Do tej wypowiedzi Trzaskowskiego odniosła się europoseł Prawa i Sprawiedliwości, była premier Beata Szydło.
– Ja nie wierzę politykowi, który wygłasza w płomiennym wystąpieniu na wiecu w Poznaniu, że był dumny z śp. prezydenta Lecha Kaczyńskiego, kiedy on w Tbilisi bronił niepodległości Gruzji i ten sam polityk jako prezydent Warszawy zmienił ulicę Lecha Kaczyńskiego na ulicę Armii Ludowej- stwierdziła w rozmowie z TVP Info.

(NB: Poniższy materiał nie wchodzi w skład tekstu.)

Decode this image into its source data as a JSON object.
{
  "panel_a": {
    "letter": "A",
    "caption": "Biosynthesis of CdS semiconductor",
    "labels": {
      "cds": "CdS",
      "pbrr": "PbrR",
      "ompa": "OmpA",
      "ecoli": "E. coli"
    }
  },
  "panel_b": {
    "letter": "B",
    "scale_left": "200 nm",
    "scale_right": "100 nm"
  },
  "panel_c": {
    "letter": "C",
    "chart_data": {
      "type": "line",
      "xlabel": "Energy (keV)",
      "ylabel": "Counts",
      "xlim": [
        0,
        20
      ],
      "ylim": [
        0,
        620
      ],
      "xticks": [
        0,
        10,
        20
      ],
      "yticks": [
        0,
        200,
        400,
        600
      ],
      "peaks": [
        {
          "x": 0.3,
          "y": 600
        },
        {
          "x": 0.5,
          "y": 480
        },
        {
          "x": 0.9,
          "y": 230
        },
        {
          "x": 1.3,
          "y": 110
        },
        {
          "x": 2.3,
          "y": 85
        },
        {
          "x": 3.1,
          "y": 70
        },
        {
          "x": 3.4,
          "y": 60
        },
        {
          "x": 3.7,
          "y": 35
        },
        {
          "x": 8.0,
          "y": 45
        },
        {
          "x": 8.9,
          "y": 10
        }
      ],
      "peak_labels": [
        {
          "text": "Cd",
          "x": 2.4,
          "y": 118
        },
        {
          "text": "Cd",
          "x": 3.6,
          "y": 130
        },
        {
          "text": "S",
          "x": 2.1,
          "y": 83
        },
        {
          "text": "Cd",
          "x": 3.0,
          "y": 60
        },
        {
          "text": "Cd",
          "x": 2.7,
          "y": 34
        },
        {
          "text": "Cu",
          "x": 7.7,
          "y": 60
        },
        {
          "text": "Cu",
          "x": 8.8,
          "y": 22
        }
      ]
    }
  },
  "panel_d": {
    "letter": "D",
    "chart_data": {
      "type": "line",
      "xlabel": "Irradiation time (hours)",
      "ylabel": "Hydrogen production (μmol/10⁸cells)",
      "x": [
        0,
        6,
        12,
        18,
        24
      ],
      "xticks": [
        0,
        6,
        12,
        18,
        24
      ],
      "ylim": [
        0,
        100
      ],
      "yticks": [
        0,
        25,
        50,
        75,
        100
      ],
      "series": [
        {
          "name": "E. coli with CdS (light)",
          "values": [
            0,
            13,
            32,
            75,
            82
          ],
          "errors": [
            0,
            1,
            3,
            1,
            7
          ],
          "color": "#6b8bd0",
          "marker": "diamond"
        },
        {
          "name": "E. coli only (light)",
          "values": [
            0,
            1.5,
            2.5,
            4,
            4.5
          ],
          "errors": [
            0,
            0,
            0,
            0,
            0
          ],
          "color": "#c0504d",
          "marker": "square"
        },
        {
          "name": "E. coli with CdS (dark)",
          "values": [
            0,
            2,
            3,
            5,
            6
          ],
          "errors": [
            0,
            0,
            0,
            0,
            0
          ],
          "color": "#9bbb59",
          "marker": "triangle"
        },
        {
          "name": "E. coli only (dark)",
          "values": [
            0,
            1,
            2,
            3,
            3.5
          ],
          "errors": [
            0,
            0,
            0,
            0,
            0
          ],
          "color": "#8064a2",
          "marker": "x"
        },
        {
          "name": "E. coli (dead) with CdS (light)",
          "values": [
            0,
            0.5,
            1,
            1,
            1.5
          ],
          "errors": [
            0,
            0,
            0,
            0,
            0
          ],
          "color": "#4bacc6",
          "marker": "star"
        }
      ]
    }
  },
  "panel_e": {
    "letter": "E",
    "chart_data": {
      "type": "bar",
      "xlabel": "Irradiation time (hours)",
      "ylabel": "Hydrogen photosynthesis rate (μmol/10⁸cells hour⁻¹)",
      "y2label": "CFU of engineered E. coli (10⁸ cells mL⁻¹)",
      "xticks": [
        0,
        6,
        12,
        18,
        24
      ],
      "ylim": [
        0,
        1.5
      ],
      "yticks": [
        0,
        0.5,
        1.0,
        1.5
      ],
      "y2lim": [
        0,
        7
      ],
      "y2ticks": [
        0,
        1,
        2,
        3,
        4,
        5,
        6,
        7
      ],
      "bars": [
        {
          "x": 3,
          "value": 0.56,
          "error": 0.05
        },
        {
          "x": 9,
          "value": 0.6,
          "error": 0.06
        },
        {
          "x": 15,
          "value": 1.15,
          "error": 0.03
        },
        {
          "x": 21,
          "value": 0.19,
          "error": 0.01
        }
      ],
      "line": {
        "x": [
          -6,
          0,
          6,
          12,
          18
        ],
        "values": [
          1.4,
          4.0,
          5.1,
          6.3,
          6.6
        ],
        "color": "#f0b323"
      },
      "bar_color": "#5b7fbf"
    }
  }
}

– To jest hipokryzja- podkreśliła Szydło, która odniosła się też do zapowiedzi Rafała Trzaskowskiego co do przywrócenia w Warszawie ul. Lecha Kaczyńskiego.
– Rafał Trzaskowski powinien zaapelować do siebie, bo jeszcze jest prezydentem i może spokojnie tę nazwę ulicy przywrócić- przypomniała. Miażdżącej ocenie była premier poddała również zapewnienia kandydata Koalicji Obywatelskiej o tym, że po ewentualnej wygranej w wyborach prezydenckich zamierza współpracować z rządem. Szydło przypomniała w tym kontekście aktywność Rafała Trzaskowskiego jako europosła.
– Ja sobie przypominam, kiedy w styczniu 2016 roku była debata w Parlamencie Europejskim w Strasbourgu, zorganizowana w sprawie sytuacji w Polsce, którą zainicjowali europosłowie PO. Byłam wtedy tam i broniłam Polski. Przypominam sobie zachowanie Trzaskowskiego i to, co on wtedy jako polityk Platformy robił, jak bardzo był aktywny w przygotowywaniu rezolucji przeciwko Polsce- wskazała eurodeputowana Prawa i Sprawiedliwości. Beata Szydło podkreśliła, że nie wierzy, aby obecny prezydent Warszawy, gdyby objął urząd głowy państwa, nagle chciał wspierać rząd, podczas gdy „w tak kluczowym momencie był przeciwko Polsce”.
– Słowa są weryfikowane przez czyny i warto o tym pamiętać. Możemy mieć różne poglądy i się spierać, ale każdy z nas będzie dokonywał wyboru w dniu, w którym będziemy wybierać konkretnego kandydata. Warto wówczas kierować się rozsądkiem, własnymi przekonaniami, ale i zastanowić się, czy ten człowiek, na którego ja oddaję głos, będzie gwarantował Polsce i wszystkim Polakom to, że będziemy mogli o nim mówić, że chce naszego wspólnego dobra i że broni interesu Polski- mówiła polityk.